There’s only one surefire way for a writer to achieve zero sales, and that’s to write and publish precisely nothing.

 

Nothing fails quite like failing to produce anything to get out there in the public domain.

 

But what if you have published works and are still seeing a line of stubborn goose eggs on your sales dashboard? A novel that registers no sales. A short story collection you can’t even give away via a freebie offer?

 

The temptation to give up, throw in the towel, call it a day will be strong. I know this because I’ve been there, and for many of my books, I’m still there.

 

Maybe I should take a hint and flip close the lid of my laptop, shut down my desktop and admit it’s not happening. It ain’t gonna be. Go and do something else instead.

 

Well, that’s precisely what I do go and do. For a while, at least.

 

I’ve been lucky enough to make a living through copywriting – harder these days, of course, with the advent of I’m sure you know what. I’ve won awards, pitches, praise, pay rises etc. But it’s for my fiction writing that I really yearn to get recognition in terms of sales.

 

But no matter the depths of the disappointments I experience when I make a new book available for pre-order only to receive zero pre-orders, or I release a new work into the wild that’s so roundly ignored it must surely be camouflaged, I still come back for more.

 

Sure, I might sulk for a few weeks, wondering if there’s some big scheme of things that’s stopping my audience from finding my work. Whether an ancestor of mine sinned so bad, their lineage was cursed for evermore to wallow in mediocrity of failure.

 

Of course, there’s a distinct possibility that there simply isn’t an audience for my books. That I write for people who don’t read books. Or that people simply don’t want to read what I write.

 

But what brings me back to my screen and notepad time after time us, I believe, the (forlorn) hope, the outside chance that one of my stories will resonate. A character will connect. A plot will captivate. All it takes is one, I keep telling myself. And if I keep on writing, I’m giving myself a better chance of achieving finding what that one is.

 

I also write because I enjoy it, I suppose. It’s better than sitting around feeling sorry for myself, or ruminating on past failures, such as why my first and longest book, The Diamond Rush never captured the imagination of more than a few readers via Barnes & Noble who gave it glowing reviews. Their life-affirming feedback is now 9 years old. The book hasn’t attracted a single review since, or, I suspect a full read. No idea why.

 

Indeed, none of my other works has received a single review on Barnes & Noble since.
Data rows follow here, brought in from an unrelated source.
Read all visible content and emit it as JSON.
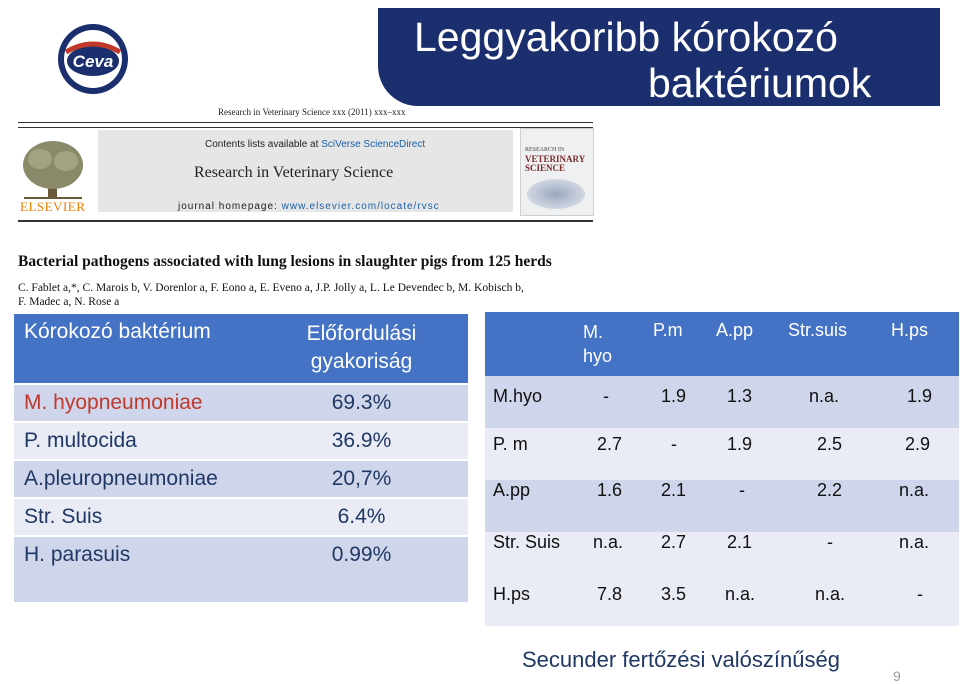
{
  "brand": {
    "logo_text": "Ceva",
    "primary_color": "#1b2f6e",
    "accent_color": "#c0392b"
  },
  "slide": {
    "title_line1": "Leggyakoribb kórokozó",
    "title_line2": "baktériumok",
    "page_number": "9",
    "footer": "Secunder fertőzési valószínűség"
  },
  "paper": {
    "journal_ref": "Research in Veterinary Science xxx (2011) xxx–xxx",
    "contents_prefix": "Contents lists available at",
    "contents_link": "SciVerse ScienceDirect",
    "journal_name": "Research in Veterinary Science",
    "homepage_prefix": "journal homepage:",
    "homepage_link": "www.elsevier.com/locate/rvsc",
    "publisher": "ELSEVIER",
    "cover_small": "RESEARCH IN",
    "cover_big": "VETERINARY SCIENCE",
    "title": "Bacterial pathogens associated with lung lesions in slaughter pigs from 125 herds",
    "authors_line1": "C. Fablet a,*, C. Marois b, V. Dorenlor a, F. Eono a, E. Eveno a, J.P. Jolly a, L. Le Devendec b, M. Kobisch b,",
    "authors_line2": "F. Madec a, N. Rose a"
  },
  "prevalence_table": {
    "headers": [
      "Kórokozó baktérium",
      "Előfordulási gyakoriság"
    ],
    "rows": [
      {
        "pathogen": "M. hyopneumoniae",
        "value": "69.3%"
      },
      {
        "pathogen": "P. multocida",
        "value": "36.9%"
      },
      {
        "pathogen": "A.pleuropneumoniae",
        "value": "20,7%"
      },
      {
        "pathogen": "Str. Suis",
        "value": "6.4%"
      },
      {
        "pathogen": "H. parasuis",
        "value": "0.99%"
      }
    ]
  },
  "coinfection_matrix": {
    "col_headers": [
      "M. hyo",
      "P.m",
      "A.pp",
      "Str.suis",
      "H.ps"
    ],
    "rows": [
      {
        "label": "M.hyo",
        "values": [
          "-",
          "1.9",
          "1.3",
          "n.a.",
          "1.9"
        ]
      },
      {
        "label": "P. m",
        "values": [
          "2.7",
          "-",
          "1.9",
          "2.5",
          "2.9"
        ]
      },
      {
        "label": "A.pp",
        "values": [
          "1.6",
          "2.1",
          "-",
          "2.2",
          "n.a."
        ]
      },
      {
        "label": "Str. Suis",
        "values": [
          "n.a.",
          "2.7",
          "2.1",
          "-",
          "n.a."
        ]
      },
      {
        "label": "H.ps",
        "values": [
          "7.8",
          "3.5",
          "n.a.",
          "n.a.",
          "-"
        ]
      }
    ]
  }
}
But still I plough on, farming my mind for ideas that will interest me enough to stick with them for long enough to finish writing about them.

 

There’s got to be an element of luck involved in achieving success. Most people who’ve made a success of themselves often say lady luck has played a role, but she seems to look the other way when I come along.

 

Before this descends into something morbid, let me wrap things up with a call to anyone who feels like it’s not worth keeping writing to keep writing. Even if you don’t feel like publishing, keep writing. But get your work out there alongside the rest of us.

 

There are only a finite amount of readers out there, each with a limited amount of spare time to escape into the worlds we create. So cherish every single page read or freebie download or book sale you get.

 

And know that if you’re regularly staring at a line of goose eggs on your sales dashboard, there are millions of us doing exactly the same thing. But still we keep writing.

 

Jon Lymon writes novels, the vast majority of which don’t sell at levels that are worth writing home about - or anywhere else for that matter.